# Chest protector



## Tarbaby (Sep 29, 2015)

Hi all! Haven’t been on ina while. Need some advice please. My daughter lives in Florida with her 2-1/2 year old female V. She loves to run off leash (as they all do) and she takes her to a park that has meadow and wooded areas. Lily loves the woods and the trails. She’s been going to this park for over a year and no issues. Unfortunately yesterday while running she managed to impale herself in the chest with a stick. Fortunately no organs were damaged, but her muscle was severely torn. (Tried to upload a pic - not sure how) We don’t want to not let her run free (obviously after she has completely healed) but we want to protect her. What are your recommendations for a chest protector that is comfortable and durable that we can get to protect this little one while she runs and plays? She is 40-42lbs and slender. 

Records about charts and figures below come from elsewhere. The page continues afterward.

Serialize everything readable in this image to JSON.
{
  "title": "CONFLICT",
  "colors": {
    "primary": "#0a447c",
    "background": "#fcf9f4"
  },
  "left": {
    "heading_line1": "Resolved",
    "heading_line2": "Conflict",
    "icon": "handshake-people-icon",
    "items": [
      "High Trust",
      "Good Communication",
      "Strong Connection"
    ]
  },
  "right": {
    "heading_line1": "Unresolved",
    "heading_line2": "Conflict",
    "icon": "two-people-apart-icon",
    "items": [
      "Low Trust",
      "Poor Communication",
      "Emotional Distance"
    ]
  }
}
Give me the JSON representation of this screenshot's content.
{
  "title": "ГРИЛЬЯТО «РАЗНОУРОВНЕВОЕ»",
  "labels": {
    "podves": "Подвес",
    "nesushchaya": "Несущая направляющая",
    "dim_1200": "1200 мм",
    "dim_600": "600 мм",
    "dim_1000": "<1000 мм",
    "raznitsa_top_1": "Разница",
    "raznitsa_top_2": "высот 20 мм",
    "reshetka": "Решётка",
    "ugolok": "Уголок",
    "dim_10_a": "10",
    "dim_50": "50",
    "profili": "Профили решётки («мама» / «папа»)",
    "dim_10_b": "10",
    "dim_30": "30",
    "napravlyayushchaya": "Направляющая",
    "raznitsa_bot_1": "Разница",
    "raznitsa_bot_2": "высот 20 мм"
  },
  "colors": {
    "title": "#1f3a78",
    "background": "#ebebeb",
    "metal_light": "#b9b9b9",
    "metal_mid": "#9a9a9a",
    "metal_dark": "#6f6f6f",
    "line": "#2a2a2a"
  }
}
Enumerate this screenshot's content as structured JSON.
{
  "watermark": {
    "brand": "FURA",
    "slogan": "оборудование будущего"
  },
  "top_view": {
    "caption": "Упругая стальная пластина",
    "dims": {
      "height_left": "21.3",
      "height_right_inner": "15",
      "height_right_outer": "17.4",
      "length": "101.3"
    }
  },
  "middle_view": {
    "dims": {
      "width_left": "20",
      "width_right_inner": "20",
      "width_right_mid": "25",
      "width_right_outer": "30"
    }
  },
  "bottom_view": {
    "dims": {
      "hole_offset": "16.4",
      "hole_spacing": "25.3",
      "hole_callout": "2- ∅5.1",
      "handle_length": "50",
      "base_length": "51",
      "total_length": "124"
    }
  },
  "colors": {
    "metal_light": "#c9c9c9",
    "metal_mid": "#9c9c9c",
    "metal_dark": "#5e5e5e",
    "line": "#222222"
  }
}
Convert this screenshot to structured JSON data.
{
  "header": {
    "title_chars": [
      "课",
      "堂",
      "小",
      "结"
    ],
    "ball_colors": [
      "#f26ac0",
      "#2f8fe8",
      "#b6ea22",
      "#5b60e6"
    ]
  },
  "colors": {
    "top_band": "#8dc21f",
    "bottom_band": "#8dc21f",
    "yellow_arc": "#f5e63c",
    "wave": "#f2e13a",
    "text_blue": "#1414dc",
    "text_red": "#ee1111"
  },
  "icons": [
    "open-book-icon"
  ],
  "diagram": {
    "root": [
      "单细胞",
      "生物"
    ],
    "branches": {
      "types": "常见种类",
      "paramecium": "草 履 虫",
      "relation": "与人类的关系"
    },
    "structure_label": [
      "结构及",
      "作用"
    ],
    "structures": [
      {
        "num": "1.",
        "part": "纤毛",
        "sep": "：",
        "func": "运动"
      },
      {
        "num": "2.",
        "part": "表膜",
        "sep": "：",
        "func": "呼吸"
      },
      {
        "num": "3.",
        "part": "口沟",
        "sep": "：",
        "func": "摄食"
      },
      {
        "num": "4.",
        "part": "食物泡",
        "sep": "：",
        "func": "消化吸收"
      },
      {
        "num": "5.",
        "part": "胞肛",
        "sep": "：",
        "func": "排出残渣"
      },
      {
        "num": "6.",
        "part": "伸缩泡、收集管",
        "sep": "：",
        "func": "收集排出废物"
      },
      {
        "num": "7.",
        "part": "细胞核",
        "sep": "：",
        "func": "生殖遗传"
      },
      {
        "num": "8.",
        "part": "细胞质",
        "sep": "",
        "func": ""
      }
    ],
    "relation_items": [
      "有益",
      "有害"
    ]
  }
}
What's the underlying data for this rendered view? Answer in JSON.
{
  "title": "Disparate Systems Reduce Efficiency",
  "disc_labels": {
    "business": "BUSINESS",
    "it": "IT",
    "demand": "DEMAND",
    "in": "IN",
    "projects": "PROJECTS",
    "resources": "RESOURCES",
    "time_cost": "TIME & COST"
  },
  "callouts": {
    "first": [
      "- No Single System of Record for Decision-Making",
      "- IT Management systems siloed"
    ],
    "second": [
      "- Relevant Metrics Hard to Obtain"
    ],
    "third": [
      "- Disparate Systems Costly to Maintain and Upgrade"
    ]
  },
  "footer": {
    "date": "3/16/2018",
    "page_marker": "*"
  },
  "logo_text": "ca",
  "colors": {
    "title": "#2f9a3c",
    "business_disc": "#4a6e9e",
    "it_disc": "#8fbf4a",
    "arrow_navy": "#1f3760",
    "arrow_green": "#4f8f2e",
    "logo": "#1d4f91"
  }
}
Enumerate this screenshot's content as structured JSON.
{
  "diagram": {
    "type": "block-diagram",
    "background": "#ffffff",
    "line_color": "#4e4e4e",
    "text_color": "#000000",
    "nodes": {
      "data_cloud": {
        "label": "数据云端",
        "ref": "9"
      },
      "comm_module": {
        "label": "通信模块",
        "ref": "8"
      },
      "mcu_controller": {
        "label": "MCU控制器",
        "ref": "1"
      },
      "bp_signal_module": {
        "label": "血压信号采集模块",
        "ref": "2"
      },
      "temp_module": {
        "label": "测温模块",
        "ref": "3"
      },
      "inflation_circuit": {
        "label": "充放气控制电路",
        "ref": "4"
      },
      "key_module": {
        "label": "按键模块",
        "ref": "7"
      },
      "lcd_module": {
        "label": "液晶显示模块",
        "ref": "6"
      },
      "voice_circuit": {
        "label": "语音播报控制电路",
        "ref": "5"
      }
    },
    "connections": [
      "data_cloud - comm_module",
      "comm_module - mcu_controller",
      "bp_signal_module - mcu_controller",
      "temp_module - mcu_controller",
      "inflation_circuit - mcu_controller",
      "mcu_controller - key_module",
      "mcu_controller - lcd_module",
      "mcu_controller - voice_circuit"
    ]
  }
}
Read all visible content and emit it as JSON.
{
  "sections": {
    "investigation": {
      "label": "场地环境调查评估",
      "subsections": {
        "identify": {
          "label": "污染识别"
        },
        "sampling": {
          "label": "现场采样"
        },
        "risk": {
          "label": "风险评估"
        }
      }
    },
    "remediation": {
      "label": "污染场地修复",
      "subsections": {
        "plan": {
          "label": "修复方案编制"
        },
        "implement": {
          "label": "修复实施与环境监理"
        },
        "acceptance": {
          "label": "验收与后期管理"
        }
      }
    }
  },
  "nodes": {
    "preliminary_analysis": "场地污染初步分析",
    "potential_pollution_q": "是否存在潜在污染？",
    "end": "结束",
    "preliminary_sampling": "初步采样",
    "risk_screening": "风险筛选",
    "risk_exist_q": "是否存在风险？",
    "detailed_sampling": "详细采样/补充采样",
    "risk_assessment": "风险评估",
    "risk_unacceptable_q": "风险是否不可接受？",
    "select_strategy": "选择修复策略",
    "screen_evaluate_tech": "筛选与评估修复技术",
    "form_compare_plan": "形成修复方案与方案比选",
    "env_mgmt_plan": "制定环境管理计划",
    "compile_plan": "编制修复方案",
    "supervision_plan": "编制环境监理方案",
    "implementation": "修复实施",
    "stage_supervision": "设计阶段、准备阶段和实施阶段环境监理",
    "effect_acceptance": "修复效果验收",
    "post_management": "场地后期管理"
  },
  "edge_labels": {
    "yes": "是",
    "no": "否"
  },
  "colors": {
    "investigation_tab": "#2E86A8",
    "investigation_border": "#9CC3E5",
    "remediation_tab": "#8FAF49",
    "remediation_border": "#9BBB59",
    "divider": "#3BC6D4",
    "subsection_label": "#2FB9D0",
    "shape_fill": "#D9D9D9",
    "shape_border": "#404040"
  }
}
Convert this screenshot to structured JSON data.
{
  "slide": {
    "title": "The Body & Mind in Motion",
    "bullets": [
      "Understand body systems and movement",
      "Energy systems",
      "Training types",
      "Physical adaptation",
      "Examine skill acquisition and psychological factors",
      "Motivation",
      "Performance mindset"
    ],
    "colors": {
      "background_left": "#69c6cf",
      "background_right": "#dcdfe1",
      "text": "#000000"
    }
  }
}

Thank you for any suggestions you have!


----------



## tknafox2 (Apr 2, 2013)

I don't know where you live, but I remembered a photo of "Dash Rip Rock " a hunting Vizsla on this Forum, wearing a really cool nice fitting vest. I looked for a picture of him, but couldn't find it... Check out Gun Dog Supply on line, and go to dog vests... they have a huge selection various prices... They are really helpful over the phone also... I have done business with them before.


----------



## Canadian Expy (Feb 27, 2013)

I have had the same fear regarding impalement. I recently bought these protectors for my two: http://www.gundogsupply.com/skid-plate-oreange.html

So far very happy with them, but those who hunt may have other suggestions. 









Sent from my Pixel using Tapatalk


----------



## Canadian Expy (Feb 27, 2013)

Canadian Expy said:


> I have had the same fear regarding impalement. I recently bought these protectors for my two: http://www.gundogsupply.com/skid-plate-oreange.html
> 
> So far very happy with them, but those who hunt may have other suggestions.
> 
> ...


Can't edit from my phone for some reason. In this model my 40 lbs female (not shown) wears a small. The male in this photo is 65 lbs and is wearing the medium. 

Sent from my Pixel using Tapatalk


----------



## texasred (Jan 29, 2012)

Living in Florida, some days are going to be to hot for a dog to wear anything. 
The ones shown in the post above, are going to be cooler than others.


----------



## Gabica (Jan 20, 2018)

have u looked at calling vests? they may be a god two in one option for u, keeping your girl cool and protecting her chest.


----------